Mutfakta da Çinli aşçılar, tabir yerindeyse döktürüyor. Singapur’daki Shang Palace’ta yemedim ama Paris’teki Shangri-La’daki Michelin yıldızlı Shang Palace’ı denedim. Bizimkinin aşağı kalır pek bir tarafı yok.
Her masaya gelen tadım hoşlukları güzel: Ev yapımı acılı bir sos, acı-tatlı yerfıstığı... En ilginciyse özel acı bir sirkeyle turşulanmış kuru denizyosunu. Kayakoruğunu hatırlattı bana.
Giriş olarak aldığımız karidesli ‘dim sum’ bir nevi karides mantısı. Fena değil ama asıl tavsiye edeceğim kurutulmuş ve çıtır dana. Bal ve sirkeyle marine edilmiş. Güçlü ama dengeli, acı-tatlı-ekşi bir lezzet. Kaçırmayın.
Fener Balık Lokantası o civarda geçirdiğim bir günün akşamı bana tavsiye edildi ve grup halinde gittik. İlk izlenimim de çok olumlu oldu. Nasıl olmaz ki? Tarihi fenerin dokusunu koruyup, güzelce boyamışlar. Odun ateşiyle yanan etkileyici bir fırınları var. Masalarda güzel örtüler ve keten peçeteler. Servis elemanları tertemiz ve güzel giyinmiş. Bütün bunlar müşteriye olan saygının ifadesi.
* * *
Sorun, meze ve balık kalitesi. Balık gerçekten taze olmasına rağmen pişirmedeki sorunlar yüzünden beklentilerimin altında. Soğuk mezeler arasında en iyisi roka salatası. İnce doğramak yerine elle kırılmış ve iri yapraklı. Doğrusu da bu.

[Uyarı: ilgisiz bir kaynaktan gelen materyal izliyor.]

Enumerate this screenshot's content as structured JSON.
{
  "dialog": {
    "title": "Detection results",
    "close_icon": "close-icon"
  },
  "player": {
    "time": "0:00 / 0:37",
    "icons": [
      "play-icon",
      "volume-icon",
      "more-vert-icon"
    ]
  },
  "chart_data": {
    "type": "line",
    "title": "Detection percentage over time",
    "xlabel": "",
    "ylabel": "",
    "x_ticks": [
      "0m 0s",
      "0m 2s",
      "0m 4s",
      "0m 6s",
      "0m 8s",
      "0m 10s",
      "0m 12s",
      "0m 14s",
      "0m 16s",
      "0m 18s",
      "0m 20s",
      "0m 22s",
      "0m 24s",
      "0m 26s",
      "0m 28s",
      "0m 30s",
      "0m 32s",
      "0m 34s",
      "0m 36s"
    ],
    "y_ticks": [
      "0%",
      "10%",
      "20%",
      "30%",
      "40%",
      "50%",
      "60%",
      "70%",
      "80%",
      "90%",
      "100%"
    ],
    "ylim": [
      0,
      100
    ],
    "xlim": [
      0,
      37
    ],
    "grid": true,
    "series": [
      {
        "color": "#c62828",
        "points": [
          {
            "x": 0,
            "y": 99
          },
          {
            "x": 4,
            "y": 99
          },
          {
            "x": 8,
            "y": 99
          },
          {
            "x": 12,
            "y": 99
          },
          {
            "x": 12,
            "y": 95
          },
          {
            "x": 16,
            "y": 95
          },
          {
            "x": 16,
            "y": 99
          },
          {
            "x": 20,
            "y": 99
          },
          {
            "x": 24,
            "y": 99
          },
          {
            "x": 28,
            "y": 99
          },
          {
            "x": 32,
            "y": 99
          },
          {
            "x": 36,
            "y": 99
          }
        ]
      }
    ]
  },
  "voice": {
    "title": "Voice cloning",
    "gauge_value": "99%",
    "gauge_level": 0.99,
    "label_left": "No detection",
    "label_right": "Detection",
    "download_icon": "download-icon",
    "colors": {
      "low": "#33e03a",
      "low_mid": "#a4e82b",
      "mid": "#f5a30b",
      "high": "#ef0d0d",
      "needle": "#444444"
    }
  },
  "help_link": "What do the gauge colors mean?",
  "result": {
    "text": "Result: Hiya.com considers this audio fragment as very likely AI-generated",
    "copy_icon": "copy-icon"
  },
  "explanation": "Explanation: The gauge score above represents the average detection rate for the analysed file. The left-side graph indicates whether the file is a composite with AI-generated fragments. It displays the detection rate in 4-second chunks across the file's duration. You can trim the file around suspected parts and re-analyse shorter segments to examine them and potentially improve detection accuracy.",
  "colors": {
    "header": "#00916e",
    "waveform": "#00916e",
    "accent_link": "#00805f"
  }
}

Sosunda güzel bir zeytinyağı ve limon dışında hardal da var.
Vantuzları ayıklamışlar!
Lakerda benim gibi tuza toleransı olan birisi için bile fazla tuzlu. İthal uskumrudan yaptıkları çirozu da sevmedim. Belki eski tip kurutma yöntemleri Rum aşçıların sahneden çekilmesiyle birlikte tarihe karıştı. Van peyniri de çok tuzlu, bana göre endüstriyel. Soğanlı domates salatası sıradan bir soya sosundan dolayı özelliğini kaybetmiş. Ayrıca pulbiberi acımasız basmışlar üzerine. Acaba balıkçılar Kahraman Balıkçı’yı bir ziyaret edip oradaki domates salatasını ve ekmekleri deneyebilirler mi? Sıra ara sıcaklara geliyor. Maalesef o cephede de tavsiye edebileceğim bir şey yok. Tereyağlı ve soya soslu orta boy Mersin karides kuru. Fazla pişirmişler. Ayrıca hem fazla tuzlu hem de baharatı çok acı. Kalamar rulo haline getirilmiş ve içi dilpeyniriyle doldurularak ızgara edilmiş ama kalamar taze olmadığı için keyif vermiyor. Ahtapot ızgara kötü. Vantuzunun yarısını ayıklamışlar! Dokusu kauçuk gibi ve fazla acılı.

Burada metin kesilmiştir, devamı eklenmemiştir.